Uma nova botnet denominada SSHStalker está a dar que falar entre os especialistas de segurança, não pela sua sofisticação tecnológica, mas pelo recurso a métodos "clássicos" para comprometer sistemas Linux. A rede utiliza o protocolo IRC (Internet Relay Chat) para as suas operações de comando e controlo (C2), uma tecnologia criada em 1988 que teve o seu auge nos anos 90, mas que continua a ser apreciada pela sua simplicidade e baixo consumo de largura de banda.
Ao contrário das ameaças modernas que procuram a máxima discrição, a SSHStalker foca-se na escala e na resiliência. Através de múltiplos servidores e canais de redundância, a botnet prioriza a fiabilidade sobre o sigilo, utilizando técnicas ruidosas de varrimento para encontrar novas vítimas.
Invasão em massa através de SSH e explorações antigas
O método de acesso inicial da SSHStalker baseia-se em varrimentos automatizados e ataques de força bruta contra o protocolo SSH. Para passar despercebida nos registos iniciais, a botnet utiliza um binário escrito em linguagem Go que se disfarça de nmap, uma ferramenta legítima e popular de descoberta de redes.
De acordo com os investigadores da Flare, uma empresa de inteligência de ameaças, a botnet foi detetada a analisar quase 7.000 alvos apenas em janeiro, focando-se maioritariamente em fornecedores de alojamento na nuvem, como a infraestrutura da Oracle Cloud.
Uma vez dentro do sistema, o malware descarrega o compilador GCC para gerar os seus próprios ficheiros maliciosos diretamente no dispositivo da vítima, garantindo que estes correm sem problemas de compatibilidade. Para elevar os seus privilégios e obter controlo total, a SSHStalker utiliza um catálogo de falhas críticas (CVE) com cerca de 15 anos, visando versões do kernel Linux de 2009 e 2010.
Persistência agressiva e objetivos financeiros
A botnet garante que não é facilmente removida através de tarefas cron que correm a cada 60 segundos. Este mecanismo de vigilância verifica se o processo principal do bot está ativo e, caso tenha sido terminado, volta a lançá-lo imediatamente.
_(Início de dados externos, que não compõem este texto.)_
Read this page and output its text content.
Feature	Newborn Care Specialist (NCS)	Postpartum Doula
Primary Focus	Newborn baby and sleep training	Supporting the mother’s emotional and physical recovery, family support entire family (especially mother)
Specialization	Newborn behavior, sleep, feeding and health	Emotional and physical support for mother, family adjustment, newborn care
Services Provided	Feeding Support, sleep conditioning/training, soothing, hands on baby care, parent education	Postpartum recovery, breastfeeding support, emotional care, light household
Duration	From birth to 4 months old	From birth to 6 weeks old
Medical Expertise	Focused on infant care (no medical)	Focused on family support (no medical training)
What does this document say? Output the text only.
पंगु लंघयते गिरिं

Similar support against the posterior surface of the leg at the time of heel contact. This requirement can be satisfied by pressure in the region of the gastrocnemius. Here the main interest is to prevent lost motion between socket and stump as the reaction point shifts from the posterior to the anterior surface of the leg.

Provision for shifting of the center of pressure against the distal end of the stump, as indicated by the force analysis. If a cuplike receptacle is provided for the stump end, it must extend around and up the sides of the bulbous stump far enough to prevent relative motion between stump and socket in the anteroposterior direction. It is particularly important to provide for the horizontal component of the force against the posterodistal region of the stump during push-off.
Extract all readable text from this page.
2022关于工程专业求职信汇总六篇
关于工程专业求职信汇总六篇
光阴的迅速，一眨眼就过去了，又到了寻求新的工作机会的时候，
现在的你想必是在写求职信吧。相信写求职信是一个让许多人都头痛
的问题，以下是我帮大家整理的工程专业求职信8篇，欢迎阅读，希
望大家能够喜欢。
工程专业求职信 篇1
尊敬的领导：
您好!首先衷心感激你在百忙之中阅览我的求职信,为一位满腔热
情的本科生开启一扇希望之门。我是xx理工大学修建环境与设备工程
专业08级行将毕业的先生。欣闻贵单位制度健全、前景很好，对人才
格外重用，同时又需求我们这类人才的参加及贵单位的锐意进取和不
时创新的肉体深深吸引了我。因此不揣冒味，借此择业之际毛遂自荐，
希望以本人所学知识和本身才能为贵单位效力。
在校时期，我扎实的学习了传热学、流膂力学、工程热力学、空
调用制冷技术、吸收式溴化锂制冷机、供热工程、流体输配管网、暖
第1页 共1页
Quanto aos objetivos destes atacantes, a Flare identificou várias frentes de monetização:
Recolha de chaves da AWS (Amazon Web Services).
Varrimento de sites à procura de vulnerabilidades.
Instalação de ferramentas para a mineração de criptomoedas, como o PhoenixMiner.
Embora a rede tenha capacidades para realizar ataques de negação de serviço (DDoS), os investigadores notaram que, por agora, os sistemas infetados permanecem maioritariamente em estado de espera, o que sugere que os atacantes podem estar ainda em fase de testes ou a acumular acessos para utilizações futuras.
Para proteger os servidores, recomenda-se a desativação da autenticação por palavra-passe no SSH, a remoção de compiladores de imagens de produção e a monitorização de ligações invulgares de saída que utilizem protocolos de conversação antigos.